While on the mission field in Ghana; I encountered a village in the Bush Country. There were at minimum 5 generations of one family who set before me. I asked who was the oldest among them (as it was difficult to tell)? I was told “we don’t know.” I heard the elders tell me that before the Missionaries came we just lived; and since the Missionaries have come they tell us we must take their medicine, now we die.

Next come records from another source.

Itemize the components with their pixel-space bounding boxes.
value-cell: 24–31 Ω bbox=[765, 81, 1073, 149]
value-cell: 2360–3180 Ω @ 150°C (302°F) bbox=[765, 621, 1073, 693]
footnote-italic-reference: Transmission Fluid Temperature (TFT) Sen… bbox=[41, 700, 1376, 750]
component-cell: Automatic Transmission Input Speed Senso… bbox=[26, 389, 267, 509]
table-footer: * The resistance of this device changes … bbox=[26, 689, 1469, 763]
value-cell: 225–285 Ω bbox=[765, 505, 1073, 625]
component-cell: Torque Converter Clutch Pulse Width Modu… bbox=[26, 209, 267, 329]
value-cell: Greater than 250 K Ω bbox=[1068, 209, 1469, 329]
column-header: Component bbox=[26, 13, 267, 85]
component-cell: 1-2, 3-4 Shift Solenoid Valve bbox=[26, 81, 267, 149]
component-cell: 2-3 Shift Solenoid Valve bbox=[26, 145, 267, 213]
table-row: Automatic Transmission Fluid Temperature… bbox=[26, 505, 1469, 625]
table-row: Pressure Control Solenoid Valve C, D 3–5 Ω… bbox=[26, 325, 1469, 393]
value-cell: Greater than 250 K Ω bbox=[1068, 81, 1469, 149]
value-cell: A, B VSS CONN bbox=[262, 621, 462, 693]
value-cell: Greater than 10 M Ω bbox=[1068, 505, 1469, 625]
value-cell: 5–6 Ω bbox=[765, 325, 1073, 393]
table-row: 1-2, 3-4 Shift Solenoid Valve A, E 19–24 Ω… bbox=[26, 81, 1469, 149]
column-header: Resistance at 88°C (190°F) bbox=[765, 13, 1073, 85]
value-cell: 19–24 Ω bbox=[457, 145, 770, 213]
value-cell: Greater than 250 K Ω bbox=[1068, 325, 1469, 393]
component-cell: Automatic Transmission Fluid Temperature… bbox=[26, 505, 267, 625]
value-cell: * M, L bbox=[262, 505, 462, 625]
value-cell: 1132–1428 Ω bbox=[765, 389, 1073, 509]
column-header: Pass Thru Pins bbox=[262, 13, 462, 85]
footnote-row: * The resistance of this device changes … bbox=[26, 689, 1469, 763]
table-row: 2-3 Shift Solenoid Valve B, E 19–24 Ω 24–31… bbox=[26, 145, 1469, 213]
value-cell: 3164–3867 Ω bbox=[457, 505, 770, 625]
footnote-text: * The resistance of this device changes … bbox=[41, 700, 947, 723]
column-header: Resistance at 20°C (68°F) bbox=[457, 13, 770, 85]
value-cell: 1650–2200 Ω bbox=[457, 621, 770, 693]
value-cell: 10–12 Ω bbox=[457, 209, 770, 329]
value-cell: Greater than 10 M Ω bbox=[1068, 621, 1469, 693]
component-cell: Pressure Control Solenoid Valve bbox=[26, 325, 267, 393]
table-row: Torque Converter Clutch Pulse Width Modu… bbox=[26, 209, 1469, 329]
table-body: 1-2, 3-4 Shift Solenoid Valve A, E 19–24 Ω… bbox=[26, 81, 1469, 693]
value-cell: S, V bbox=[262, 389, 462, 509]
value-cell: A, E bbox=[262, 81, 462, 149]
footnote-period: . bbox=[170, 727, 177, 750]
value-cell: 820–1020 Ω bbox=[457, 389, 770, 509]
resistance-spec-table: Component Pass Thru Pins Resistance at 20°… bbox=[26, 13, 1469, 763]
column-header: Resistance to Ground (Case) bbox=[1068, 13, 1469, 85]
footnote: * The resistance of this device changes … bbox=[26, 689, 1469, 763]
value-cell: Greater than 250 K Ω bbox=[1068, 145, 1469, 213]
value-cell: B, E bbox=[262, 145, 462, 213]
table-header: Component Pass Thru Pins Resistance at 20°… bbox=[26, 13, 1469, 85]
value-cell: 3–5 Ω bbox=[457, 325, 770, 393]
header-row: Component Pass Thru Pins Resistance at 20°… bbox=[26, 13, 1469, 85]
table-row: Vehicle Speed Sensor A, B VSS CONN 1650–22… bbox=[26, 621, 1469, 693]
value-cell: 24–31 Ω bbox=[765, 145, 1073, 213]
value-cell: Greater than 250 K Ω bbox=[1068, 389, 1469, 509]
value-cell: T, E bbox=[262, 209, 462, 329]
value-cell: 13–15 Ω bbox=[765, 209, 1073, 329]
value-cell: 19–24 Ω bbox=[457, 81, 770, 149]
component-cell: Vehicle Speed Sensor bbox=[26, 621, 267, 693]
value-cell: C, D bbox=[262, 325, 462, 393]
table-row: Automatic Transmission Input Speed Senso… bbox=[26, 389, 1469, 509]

Who said that these people needed something differently than what they had. They were lost in time and did not care. They were living life moment by moment and did not care to be disturbed. Interesting to note that in a place where no records were being kept of time; the people learned to live until they died. Now with the record keeping; people are expected to die by a certain time, and most prepare to do so.

I remember a very seasoned man of God speaking who said people are always asking me, “how old are you?” His response was “If no one kept record, who would know?”

Parents use time to determine how and when to allow their children to do certain things. Couples use it to decide when to have children. There is no place where time is not used to some degree. Even in some undeveloped countries the sun or sundials are used to determine time. A watch would be a luxury. One of the first gifts I received in Kenya was a well- worn watch. I thought, how symbolic of giving God your time.

Our days on this earth are but a moment in the eyes of eternity. As a matter of fact, the sacred text describes it this way,” One day with the Lord is as a thousand years, and a thousand years as one day.” Could time be an illusion? Are we allowing time far too much control over our lives to the point that we are not living it?

I see time as a gift that keeps on giving. By using time wisely, we will not take it, nor people for granted. It has power to control the outcome of any given situation, yet the patience to give us a second chance at life. It can teach us wisdom and bring us knowledge and understanding as we move along through life; It can also run out on us.

What we do with time is what matters the most. How we spend our days here on earth determines how we live in eternity. Our time here is brief and considered to be but a vapor; yet the impact we can make can last forever!

As we grow in the spirit of empowerment and embrace all that life has to offer; let us remember this wonderful gift of “Time” is ticking on clocks all over the world! Although some of those clocks maybe a bit ancient; nevertheless, time is being measured.

So, march on my friends with every heartbeat. Speak your truth in every breath. Take no one and nothing for granted; this time, this moment is yours. Even in your silence let your time here on earth be heard.

I wrote the following several years ago, and I think it is appropriate to share:

There Is So Much to See, So Much to Do!
I Have Got So Many People to Thank.
So Many Words to Speak.
There Are So Very Many Stories to Tell.
Far Too Many Friends to Thank
The Cities I Have Yet to Travel.
The Kindness I Am Still to Show.
What About all of The Things I Really Wanted to Do?
Rather Than Those I Really Had To.
The Causes for Which I Should Have Marched.
The Songs I Should Have Sung.
The Joy I Wanted to Bring.
The Gifts I Still Have Yet to Give
The Love I Have Wasted on Me Alone
Time Wasted and Now It Is Gone.

As enlighten spiritual beings time fades, and becomes unmeasurable. In eternity all things are as one. In these bodies we acknowledge the place time has, and we embrace it as one would a close and confident friend.  We must honor, love and respect TIME for it will, like an abused lover walk off and leave you.